Chaos Engineering Experiments 3 — CPU Spikes
Sometimes your local machine is going to run slowly, like when you miss your morning cup of coffee. There can be any number of reasons for the lags, but prolonged speed issues generally indicate a CPU spike issue (i.e., a CPU hog). You’ve got a process stuck somewhere and it’s keeping other programs from running properly. Maybe you opened up that phishing link against your better judgment or maybe your bored kids borrowed your laptop and downloaded every game, show, and the movies they could find. Whatever happened, your machine is taking forever to load!!
You can run a chaos engineering experiment to force a CPU spike to see how well different apps on your local machine function under the stress. You can even customize the spike percentages to reflect varying degrees of spikiness. It’s a great way to test your system’s resiliency and find your thresholds for handling volume. You can find out the breaking point between acceptable performance and seriously considering taking your machine to a witch doctor to exorcise the demons inside.

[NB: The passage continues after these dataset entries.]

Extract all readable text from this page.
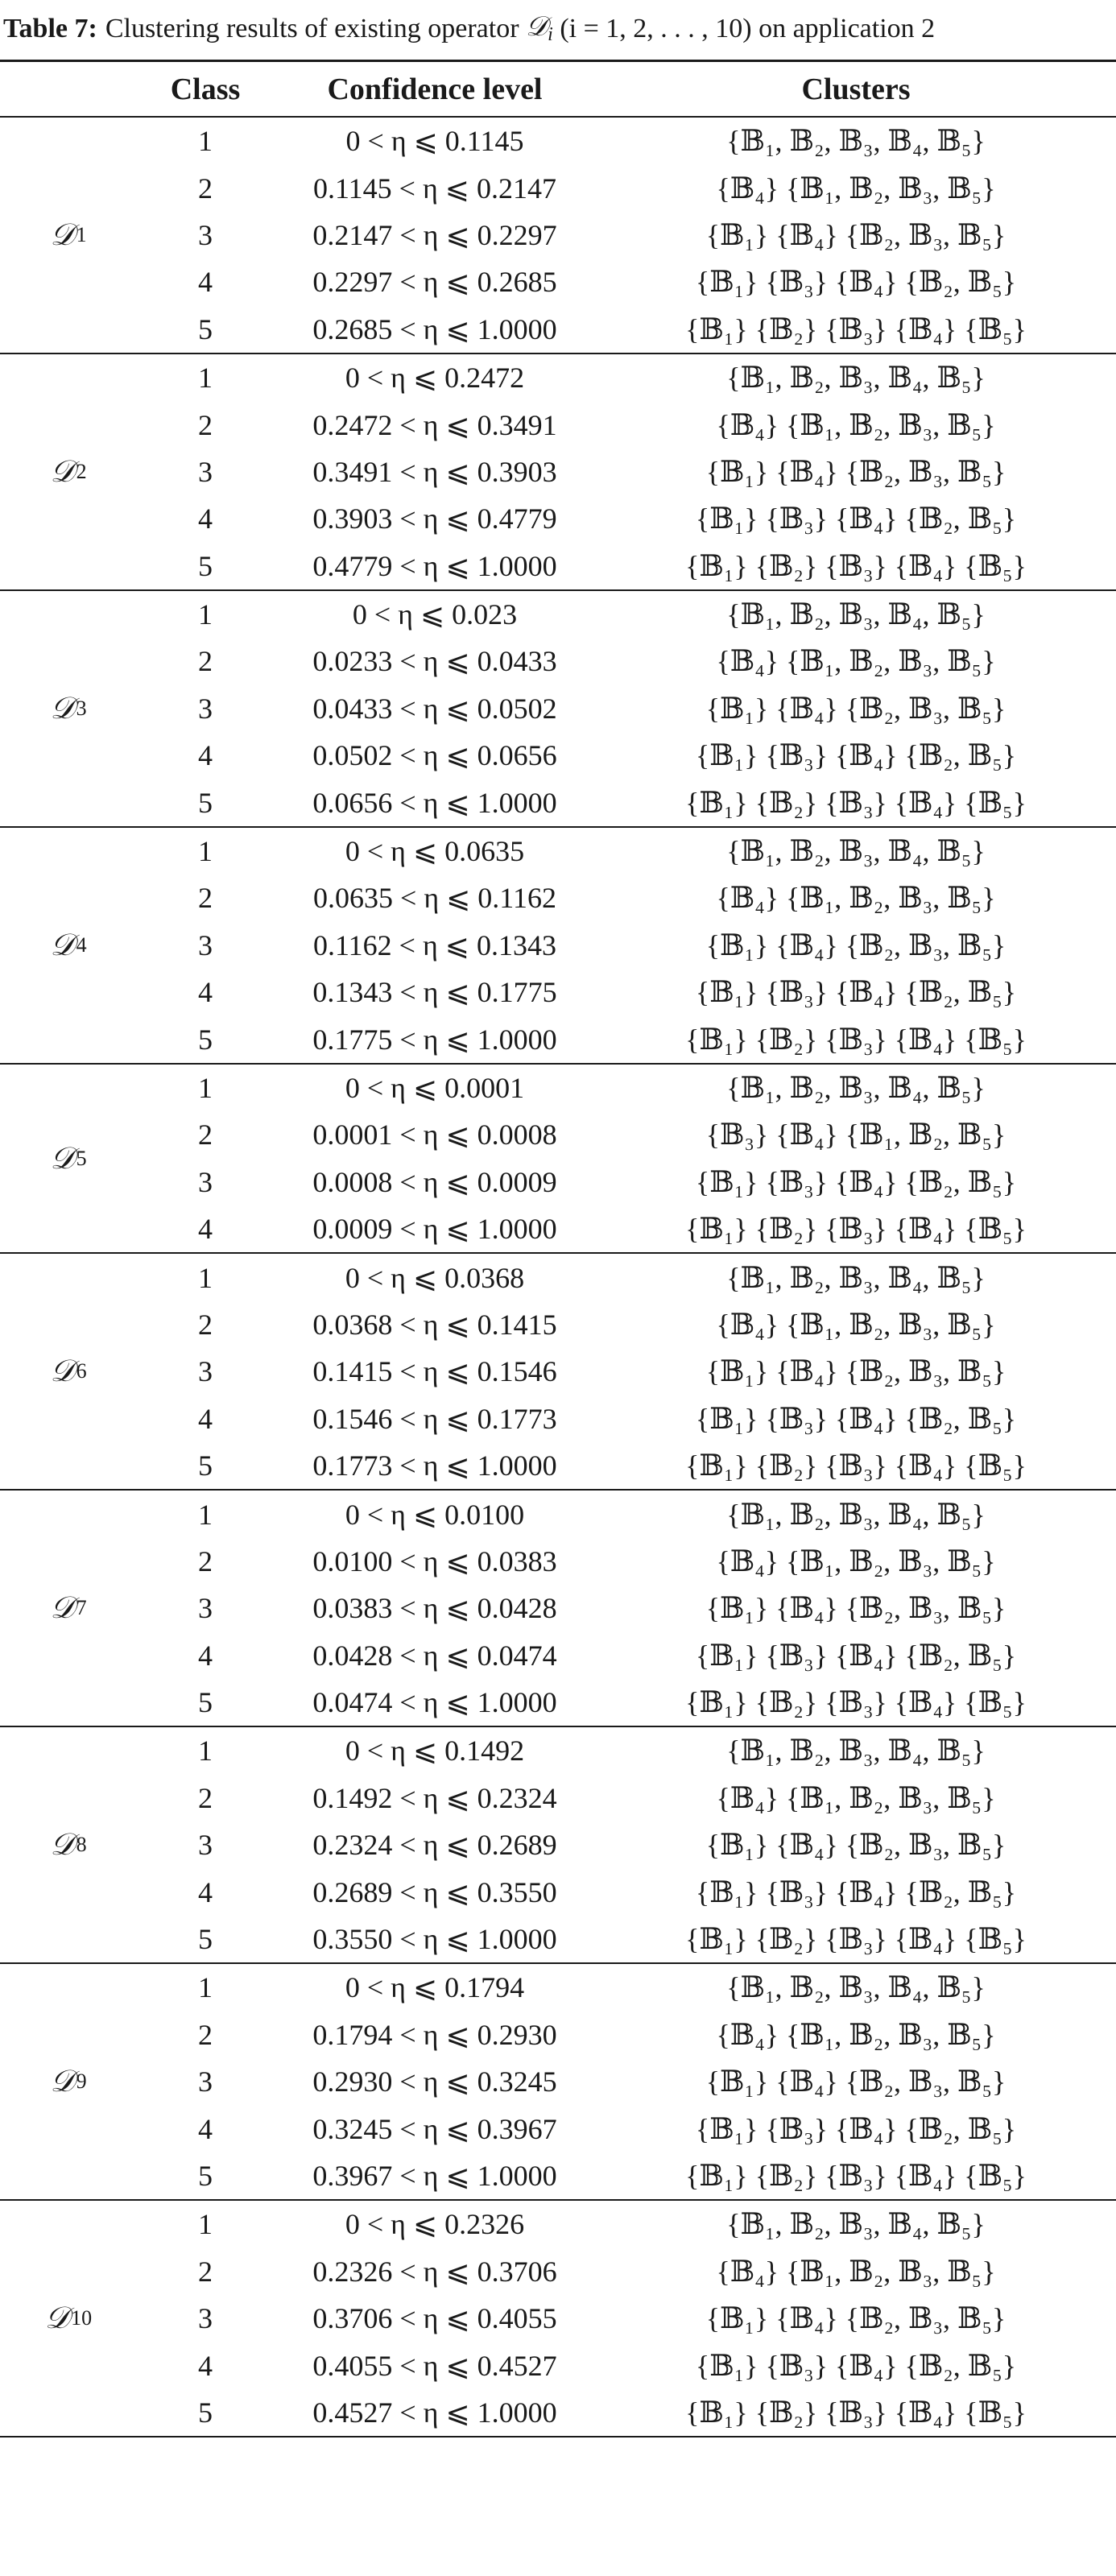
Table 7: Clustering results of existing operator
𝒟$_i$
(i = 1, 2, . . . , 10) on application 2
Class	Confidence level	Clusters
𝒟 1
1	0 < η ⩽ 0.1145	{𝔹₁, 𝔹₂, 𝔹₃, 𝔹₄, 𝔹₅}
2	0.1145 < η ⩽ 0.2147	{𝔹₄} {𝔹₁, 𝔹₂, 𝔹₃, 𝔹₅}
3	0.2147 < η ⩽ 0.2297	{𝔹₁} {𝔹₄} {𝔹₂, 𝔹₃, 𝔹₅}
4	0.2297 < η ⩽ 0.2685	{𝔹₁} {𝔹₃} {𝔹₄} {𝔹₂, 𝔹₅}
5	0.2685 < η ⩽ 1.0000	{𝔹₁} {𝔹₂} {𝔹₃} {𝔹₄} {𝔹₅}
𝒟 2
1	0 < η ⩽ 0.2472	{𝔹₁, 𝔹₂, 𝔹₃, 𝔹₄, 𝔹₅}
2	0.2472 < η ⩽ 0.3491	{𝔹₄} {𝔹₁, 𝔹₂, 𝔹₃, 𝔹₅}
3	0.3491 < η ⩽ 0.3903	{𝔹₁} {𝔹₄} {𝔹₂, 𝔹₃, 𝔹₅}
4	0.3903 < η ⩽ 0.4779	{𝔹₁} {𝔹₃} {𝔹₄} {𝔹₂, 𝔹₅}
5	0.4779 < η ⩽ 1.0000	{𝔹₁} {𝔹₂} {𝔹₃} {𝔹₄} {𝔹₅}
𝒟 3
1	0 < η ⩽ 0.023	{𝔹₁, 𝔹₂, 𝔹₃, 𝔹₄, 𝔹₅}
2	0.0233 < η ⩽ 0.0433	{𝔹₄} {𝔹₁, 𝔹₂, 𝔹₃, 𝔹₅}
3	0.0433 < η ⩽ 0.0502	{𝔹₁} {𝔹₄} {𝔹₂, 𝔹₃, 𝔹₅}
4	0.0502 < η ⩽ 0.0656	{𝔹₁} {𝔹₃} {𝔹₄} {𝔹₂, 𝔹₅}
5	0.0656 < η ⩽ 1.0000	{𝔹₁} {𝔹₂} {𝔹₃} {𝔹₄} {𝔹₅}
𝒟 4
1	0 < η ⩽ 0.0635	{𝔹₁, 𝔹₂, 𝔹₃, 𝔹₄, 𝔹₅}
2	0.0635 < η ⩽ 0.1162	{𝔹₄} {𝔹₁, 𝔹₂, 𝔹₃, 𝔹₅}
3	0.1162 < η ⩽ 0.1343	{𝔹₁} {𝔹₄} {𝔹₂, 𝔹₃, 𝔹₅}
4	0.1343 < η ⩽ 0.1775	{𝔹₁} {𝔹₃} {𝔹₄} {𝔹₂, 𝔹₅}
5	0.1775 < η ⩽ 1.0000	{𝔹₁} {𝔹₂} {𝔹₃} {𝔹₄} {𝔹₅}
𝒟 5
1	0 < η ⩽ 0.0001	{𝔹₁, 𝔹₂, 𝔹₃, 𝔹₄, 𝔹₅}
2	0.0001 < η ⩽ 0.0008	{𝔹₃} {𝔹₄} {𝔹₁, 𝔹₂, 𝔹₅}
3	0.0008 < η ⩽ 0.0009	{𝔹₁} {𝔹₃} {𝔹₄} {𝔹₂, 𝔹₅}
4	0.0009 < η ⩽ 1.0000	{𝔹₁} {𝔹₂} {𝔹₃} {𝔹₄} {𝔹₅}
𝒟 6
1	0 < η ⩽ 0.0368	{𝔹₁, 𝔹₂, 𝔹₃, 𝔹₄, 𝔹₅}
2	0.0368 < η ⩽ 0.1415	{𝔹₄} {𝔹₁, 𝔹₂, 𝔹₃, 𝔹₅}
3	0.1415 < η ⩽ 0.1546	{𝔹₁} {𝔹₄} {𝔹₂, 𝔹₃, 𝔹₅}
4	0.1546 < η ⩽ 0.1773	{𝔹₁} {𝔹₃} {𝔹₄} {𝔹₂, 𝔹₅}
5	0.1773 < η ⩽ 1.0000	{𝔹₁} {𝔹₂} {𝔹₃} {𝔹₄} {𝔹₅}
𝒟 7
1	0 < η ⩽ 0.0100	{𝔹₁, 𝔹₂, 𝔹₃, 𝔹₄, 𝔹₅}
2	0.0100 < η ⩽ 0.0383	{𝔹₄} {𝔹₁, 𝔹₂, 𝔹₃, 𝔹₅}
3	0.0383 < η ⩽ 0.0428	{𝔹₁} {𝔹₄} {𝔹₂, 𝔹₃, 𝔹₅}
4	0.0428 < η ⩽ 0.0474	{𝔹₁} {𝔹₃} {𝔹₄} {𝔹₂, 𝔹₅}
5	0.0474 < η ⩽ 1.0000	{𝔹₁} {𝔹₂} {𝔹₃} {𝔹₄} {𝔹₅}
𝒟 8
1	0 < η ⩽ 0.1492	{𝔹₁, 𝔹₂, 𝔹₃, 𝔹₄, 𝔹₅}
2	0.1492 < η ⩽ 0.2324	{𝔹₄} {𝔹₁, 𝔹₂, 𝔹₃, 𝔹₅}
3	0.2324 < η ⩽ 0.2689	{𝔹₁} {𝔹₄} {𝔹₂, 𝔹₃, 𝔹₅}
4	0.2689 < η ⩽ 0.3550	{𝔹₁} {𝔹₃} {𝔹₄} {𝔹₂, 𝔹₅}
5	0.3550 < η ⩽ 1.0000	{𝔹₁} {𝔹₂} {𝔹₃} {𝔹₄} {𝔹₅}
𝒟 9
1	0 < η ⩽ 0.1794	{𝔹₁, 𝔹₂, 𝔹₃, 𝔹₄, 𝔹₅}
2	0.1794 < η ⩽ 0.2930	{𝔹₄} {𝔹₁, 𝔹₂, 𝔹₃, 𝔹₅}
3	0.2930 < η ⩽ 0.3245	{𝔹₁} {𝔹₄} {𝔹₂, 𝔹₃, 𝔹₅}
4	0.3245 < η ⩽ 0.3967	{𝔹₁} {𝔹₃} {𝔹₄} {𝔹₂, 𝔹₅}
5	0.3967 < η ⩽ 1.0000	{𝔹₁} {𝔹₂} {𝔹₃} {𝔹₄} {𝔹₅}
𝒟 10
1	0 < η ⩽ 0.2326	{𝔹₁, 𝔹₂, 𝔹₃, 𝔹₄, 𝔹₅}
2	0.2326 < η ⩽ 0.3706	{𝔹₄} {𝔹₁, 𝔹₂, 𝔹₃, 𝔹₅}
3	0.3706 < η ⩽ 0.4055	{𝔹₁} {𝔹₄} {𝔹₂, 𝔹₃, 𝔹₅}
4	0.4055 < η ⩽ 0.4527	{𝔹₁} {𝔹₃} {𝔹₄} {𝔹₂, 𝔹₅}
5	0.4527 < η ⩽ 1.0000	{𝔹₁} {𝔹₂} {𝔹₃} {𝔹₄} {𝔹₅}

Think of CPU spike experiments as being the beginning of a new month when 100’s of new shows and movies hit your favorite streaming services all at once. You want to watch them all, and then you just kind of freak out because there are so many options to choose from. Can you handle the binge-watching overload, or will your wishes just pile up past the point of no return!?!
Chaos Engineering Experiments 4 — Drain Nodes.
Okay, so draining nodes sounds kind of gross, but all this really means is that you’re evicting pods from your node in Kubernetes. What you’re doing here is ensuring you no longer have any pods scheduled on your nodes, and any currently active running pods are evicted. You always want to allow them to terminate gracefully when they’re no longer needed — giving you a chance to clean them up.
You can run chaos engineering experiments to identify either specific or random nodes to drain. You can also set parameters, like how many seconds you want to wait for the nodes to drain or how many random nodes should be affected. So what will happen if your nodes drain without you cleaning them up first? The container orchestration struggle is real.
I think of this experiment as a terrible roommate. You know, the one who’s always late on rent (but never late to go out for drinks), eats your food, clogs your toilet, and never does dishes. While you’re definitely ready to move on from this roommate, you want to do it in a way that won’t cause any new problems. A graceful eviction here means providing notice and following all the legal guidelines and best practices for kicking someone out of your flat. You don’t need any more drama in your life. That’s true for containers, too — drain your nodes, and keep your containers running in harmony.
While we’ve all experienced quite enough chaos in our daily lives these days, injecting some chaos into your App Dev in a careful and controlled environment is just good practice. We need to figure out where the stressors and inflection points await, and then work to mitigate them before they turn into production incidents.